How much does God love you? 

I have been privileged to lead more than thirty study tours to the Holy Land. Each time, we visit the Garden of Gethsemane on the slope of the Mount of Olives east of the Old City of Jerusalem. 

Gethsemane comes from two Hebrew words meaning “olive press.” It was a large area in Jesus’ day. Here our Lord chose to die for us. 

He knew he would face three illegal trials at the hands of the Jewish authorities and three Roman trials ending in his conviction. He would suffer crucifixion, the cruelest form of execution ever devised. His perfect, sinless soul would be made to bear our sin so that he would cry from the cross, “My God, my God, why have you forsaken me?” (Matthew 27:46). And he would die that we might live. 

In this garden, Jesus made the decision to bear our sins on our cross and go to our grave. In this garden, his Father chose to send his beloved Son to a cross where he would writhe in pain and bear our sins on his sinless soul. 

To illustrate their choice: the story is told of the drawbridge engineer who brought his young son to work one day. He showed his son how he pulled the levers to raise the drawbridge so ships could pass beneath, then lowered them so trains could pass over. 

The engineer heard the air horn of an approaching ship and maneuvered the levers to lift the drawbridge. As the ship was sailing through the raised bridge, he noticed that his son was not with him. Looking out the window, he spotted his young boy climbing and playing on the gears. 

He started out to get him when he heard the ear-splitting whistle of an oncoming train. The bridge must be lowered, immediately. 

In that moment, he realized: if he rescued his son, the passengers on the train would crash and die. If he lowered the bridge, the passengers would live but his son would be crushed and killed. It was the most horrible of dilemmas. 

The father pulled the lever. 

That’s what your Father did for you when he sent his Son to die for you. 

Please, never again wonder if God loves you. 

Conclusion 

Your Father loves you for who you are, not what you do. If you have confessed your faith in Jesus to save you, God sees you as if you’d never sinned. He calls you to serve him in gratitude for his unconditional grace. 

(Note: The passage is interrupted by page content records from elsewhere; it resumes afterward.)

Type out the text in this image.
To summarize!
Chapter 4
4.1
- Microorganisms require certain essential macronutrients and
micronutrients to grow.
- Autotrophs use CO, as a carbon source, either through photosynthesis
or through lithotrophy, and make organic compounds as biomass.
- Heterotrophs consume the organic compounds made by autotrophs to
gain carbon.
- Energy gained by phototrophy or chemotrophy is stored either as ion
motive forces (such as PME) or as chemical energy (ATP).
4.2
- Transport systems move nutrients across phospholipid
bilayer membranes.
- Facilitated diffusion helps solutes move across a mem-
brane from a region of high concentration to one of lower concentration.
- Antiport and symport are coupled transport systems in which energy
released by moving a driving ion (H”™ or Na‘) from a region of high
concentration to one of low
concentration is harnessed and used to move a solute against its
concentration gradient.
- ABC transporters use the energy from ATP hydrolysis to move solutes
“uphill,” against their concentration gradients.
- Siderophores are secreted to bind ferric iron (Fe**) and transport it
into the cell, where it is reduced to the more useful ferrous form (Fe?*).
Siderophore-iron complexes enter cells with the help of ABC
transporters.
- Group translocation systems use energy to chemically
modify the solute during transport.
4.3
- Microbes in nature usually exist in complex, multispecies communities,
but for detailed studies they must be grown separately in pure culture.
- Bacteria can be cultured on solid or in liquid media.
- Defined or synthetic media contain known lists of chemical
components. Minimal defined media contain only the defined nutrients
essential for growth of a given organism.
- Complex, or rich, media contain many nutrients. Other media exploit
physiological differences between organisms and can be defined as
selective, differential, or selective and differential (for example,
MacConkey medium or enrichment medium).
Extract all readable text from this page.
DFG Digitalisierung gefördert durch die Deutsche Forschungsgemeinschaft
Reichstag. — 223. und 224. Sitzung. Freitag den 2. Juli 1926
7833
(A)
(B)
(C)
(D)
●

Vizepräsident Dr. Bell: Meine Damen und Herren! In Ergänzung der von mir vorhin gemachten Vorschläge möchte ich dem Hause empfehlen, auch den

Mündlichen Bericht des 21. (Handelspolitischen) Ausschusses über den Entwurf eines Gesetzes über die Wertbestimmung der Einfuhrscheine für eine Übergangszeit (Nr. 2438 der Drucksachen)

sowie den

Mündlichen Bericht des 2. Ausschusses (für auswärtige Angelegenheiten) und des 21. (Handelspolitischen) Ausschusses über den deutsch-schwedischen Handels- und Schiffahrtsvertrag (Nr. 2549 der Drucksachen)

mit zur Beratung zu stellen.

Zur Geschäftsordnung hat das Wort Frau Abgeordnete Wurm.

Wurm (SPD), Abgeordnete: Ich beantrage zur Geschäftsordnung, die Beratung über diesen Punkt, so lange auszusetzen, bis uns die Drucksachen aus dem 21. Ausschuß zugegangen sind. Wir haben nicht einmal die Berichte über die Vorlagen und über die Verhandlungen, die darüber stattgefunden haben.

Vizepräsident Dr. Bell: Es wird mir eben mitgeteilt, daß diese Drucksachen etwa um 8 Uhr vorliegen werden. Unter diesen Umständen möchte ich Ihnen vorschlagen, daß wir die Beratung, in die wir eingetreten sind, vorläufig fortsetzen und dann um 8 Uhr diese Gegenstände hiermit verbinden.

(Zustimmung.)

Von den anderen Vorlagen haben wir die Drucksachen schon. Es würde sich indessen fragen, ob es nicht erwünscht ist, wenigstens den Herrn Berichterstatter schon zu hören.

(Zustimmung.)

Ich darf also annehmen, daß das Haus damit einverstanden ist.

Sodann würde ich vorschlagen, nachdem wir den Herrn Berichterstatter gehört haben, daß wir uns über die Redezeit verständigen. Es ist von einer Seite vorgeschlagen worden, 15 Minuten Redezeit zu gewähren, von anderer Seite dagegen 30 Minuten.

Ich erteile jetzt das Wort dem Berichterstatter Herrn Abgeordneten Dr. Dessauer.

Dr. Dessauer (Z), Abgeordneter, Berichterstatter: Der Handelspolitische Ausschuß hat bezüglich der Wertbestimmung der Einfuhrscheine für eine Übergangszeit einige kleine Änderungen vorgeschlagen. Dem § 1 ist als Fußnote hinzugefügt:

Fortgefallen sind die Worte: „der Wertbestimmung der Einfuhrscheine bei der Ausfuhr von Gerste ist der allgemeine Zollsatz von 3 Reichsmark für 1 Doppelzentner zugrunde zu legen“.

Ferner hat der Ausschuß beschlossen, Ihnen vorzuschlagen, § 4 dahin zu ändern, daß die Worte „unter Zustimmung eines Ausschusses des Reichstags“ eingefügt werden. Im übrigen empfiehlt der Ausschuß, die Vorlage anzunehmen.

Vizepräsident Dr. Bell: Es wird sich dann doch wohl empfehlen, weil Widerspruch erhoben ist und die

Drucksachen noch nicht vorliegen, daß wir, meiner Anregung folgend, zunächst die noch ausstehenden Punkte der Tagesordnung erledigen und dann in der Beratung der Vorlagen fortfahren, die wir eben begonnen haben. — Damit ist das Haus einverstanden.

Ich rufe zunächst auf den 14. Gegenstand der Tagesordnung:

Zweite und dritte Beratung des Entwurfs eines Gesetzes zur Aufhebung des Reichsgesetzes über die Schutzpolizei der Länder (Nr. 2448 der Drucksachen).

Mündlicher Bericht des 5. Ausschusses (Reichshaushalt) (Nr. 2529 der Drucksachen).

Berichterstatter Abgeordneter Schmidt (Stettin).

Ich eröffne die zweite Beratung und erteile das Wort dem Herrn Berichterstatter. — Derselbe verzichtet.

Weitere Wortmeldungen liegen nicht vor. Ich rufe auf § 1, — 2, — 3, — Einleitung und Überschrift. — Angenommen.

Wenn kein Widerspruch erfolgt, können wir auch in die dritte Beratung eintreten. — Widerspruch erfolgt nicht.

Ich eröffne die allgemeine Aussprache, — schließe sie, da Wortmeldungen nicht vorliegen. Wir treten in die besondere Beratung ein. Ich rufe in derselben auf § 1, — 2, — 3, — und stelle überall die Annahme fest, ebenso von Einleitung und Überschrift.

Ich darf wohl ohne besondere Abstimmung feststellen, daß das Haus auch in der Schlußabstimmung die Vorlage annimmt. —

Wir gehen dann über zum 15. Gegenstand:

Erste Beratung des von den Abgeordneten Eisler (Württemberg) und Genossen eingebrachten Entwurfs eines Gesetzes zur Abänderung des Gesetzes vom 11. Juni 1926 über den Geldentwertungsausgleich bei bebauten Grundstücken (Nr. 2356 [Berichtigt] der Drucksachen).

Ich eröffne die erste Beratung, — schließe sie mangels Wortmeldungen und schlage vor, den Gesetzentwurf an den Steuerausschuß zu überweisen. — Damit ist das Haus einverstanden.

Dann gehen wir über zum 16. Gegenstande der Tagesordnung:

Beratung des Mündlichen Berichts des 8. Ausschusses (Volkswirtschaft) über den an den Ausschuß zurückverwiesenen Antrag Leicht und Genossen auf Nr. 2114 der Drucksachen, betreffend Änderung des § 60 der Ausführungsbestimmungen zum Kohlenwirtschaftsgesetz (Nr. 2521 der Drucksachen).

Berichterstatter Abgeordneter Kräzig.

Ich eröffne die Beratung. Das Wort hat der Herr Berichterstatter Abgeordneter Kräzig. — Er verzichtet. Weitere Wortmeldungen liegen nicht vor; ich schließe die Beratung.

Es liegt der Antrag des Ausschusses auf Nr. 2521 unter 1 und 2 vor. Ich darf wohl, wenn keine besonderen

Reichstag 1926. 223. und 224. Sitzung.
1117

Henri Nouwen made this call clear and persuasive: 

The great spiritual call of the Beloved Children of God is to pull their brokenness away from the shadow of the curse and put it under the light of the blessing. This is not as easy as it sounds. The power of the darkness around us is strong, and our world finds it easier to manipulate self-rejecting people than self-accepting people. But when we keep listening attentively to the voice calling us the Beloved, it becomes possible to live our brokenness, not as a confirmation of our fear that we are worthless, but as an opportunity to purify and deepen the blessing that rests upon us. 

When we see ourselves as God sees us, we will love ourselves as God loves us. We will then be empowered to love our neighbors as ourselves. And such love will transform our world. 

Philosopher Jean-Paul Sartre observed, “Freedom is what you do with what’s been done to you.” 

What will you do with God’s love for you?